The recent case of Donovan and Rana (2014) illustrates the problems that can arise when necessary easements are omitted from the transfer of a property.
Mrs Donovan sold part of her garden with the benefit of outline planning permission for a single dwellinghouse. The Transfer of the plot granted a vehicular and pedestrian right of way over part of Mrs Donovan’s garden (the ‘retained land’) ‘for all purposes connected with the use and enjoyment of the property but not for any other purpose’. The Transfer stated that any rights of way or access for the benefit of the plot that were not expressly referred to in the sale documentation would not be deemed to be ‘expressly implied granted or reserved’. The Transfer also obliged the owners to develop the dwellinghouse ‘to the satisfaction of the Local Authority’.

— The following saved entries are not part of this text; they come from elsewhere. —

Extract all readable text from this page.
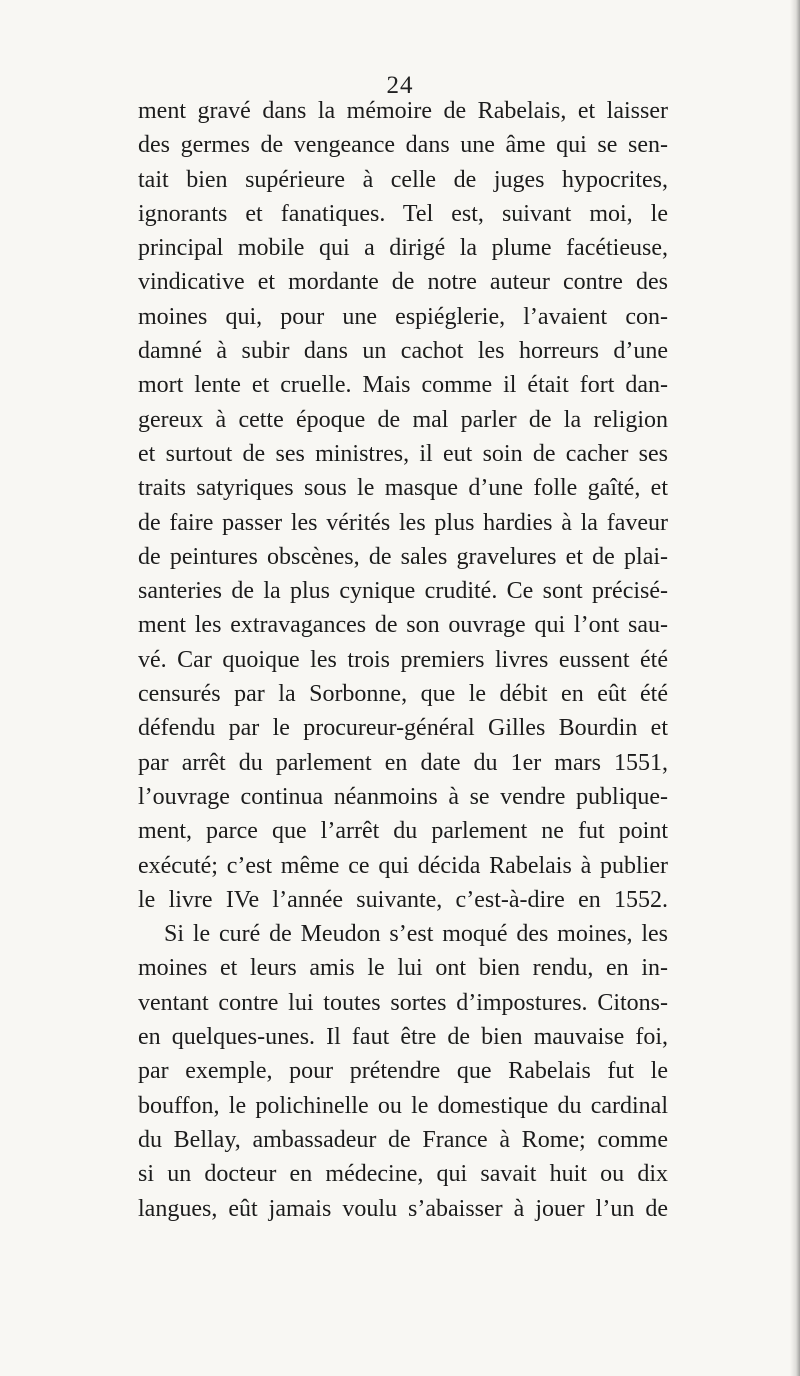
24
ment gravé dans la mémoire de Rabelais, et laisser
des germes de vengeance dans une âme qui se sen-
tait bien supérieure à celle de juges hypocrites,
ignorants et fanatiques. Tel est, suivant moi, le
principal mobile qui a dirigé la plume facétieuse,
vindicative et mordante de notre auteur contre des
moines qui, pour une espiéglerie, l’avaient con-
damné à subir dans un cachot les horreurs d’une
mort lente et cruelle. Mais comme il était fort dan-
gereux à cette époque de mal parler de la religion
et surtout de ses ministres, il eut soin de cacher ses
traits satyriques sous le masque d’une folle gaîté, et
de faire passer les vérités les plus hardies à la faveur
de peintures obscènes, de sales gravelures et de plai-
santeries de la plus cynique crudité. Ce sont précisé-
ment les extravagances de son ouvrage qui l’ont sau-
vé. Car quoique les trois premiers livres eussent été
censurés par la Sorbonne, que le débit en eût été
défendu par le procureur-général Gilles Bourdin et
par arrêt du parlement en date du 1er mars 1551,
l’ouvrage continua néanmoins à se vendre publique-
ment, parce que l’arrêt du parlement ne fut point
exécuté; c’est même ce qui décida Rabelais à publier
le livre IVe l’année suivante, c’est-à-dire en 1552.
Si le curé de Meudon s’est moqué des moines, les
moines et leurs amis le lui ont bien rendu, en in-
ventant contre lui toutes sortes d’impostures. Citons-
en quelques-unes. Il faut être de bien mauvaise foi,
par exemple, pour prétendre que Rabelais fut le
bouffon, le polichinelle ou le domestique du cardinal
du Bellay, ambassadeur de France à Rome; comme
si un docteur en médecine, qui savait huit ou dix
langues, eût jamais voulu s’abaisser à jouer l’un de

The owners of the plot proceeded to develop the dwellinghouse and connect it to the services in the public highway through the retained land. Mrs Donovan initially sought an injunction to stop the works, claiming that the owners were trespassing on her land, but later amended this to a claim for damages.
Mrs Donovan’s claim was dismissed by the County Court which held that it was the common intention of the parties that a modern dwellinghouse would be built on the plot which complied with ‘all local authority requirements’ . The Judge inferred that the intention ‘was that the building plot should have connections to the utilities so there was an implication of a right to connect’ to the services through the retained land and that as there was a common intention to install services the rights granted in the transfer could be used for this purpose. This decision was upheld by the Court of Appeal.
Whilst this case was determined on a number of specific factors, it illustrates the importance of ensuring that all necessary rights and easements are granted in a transfer, particularly in relation to the development of a property, and the time and costs that can be involved when these are omitted.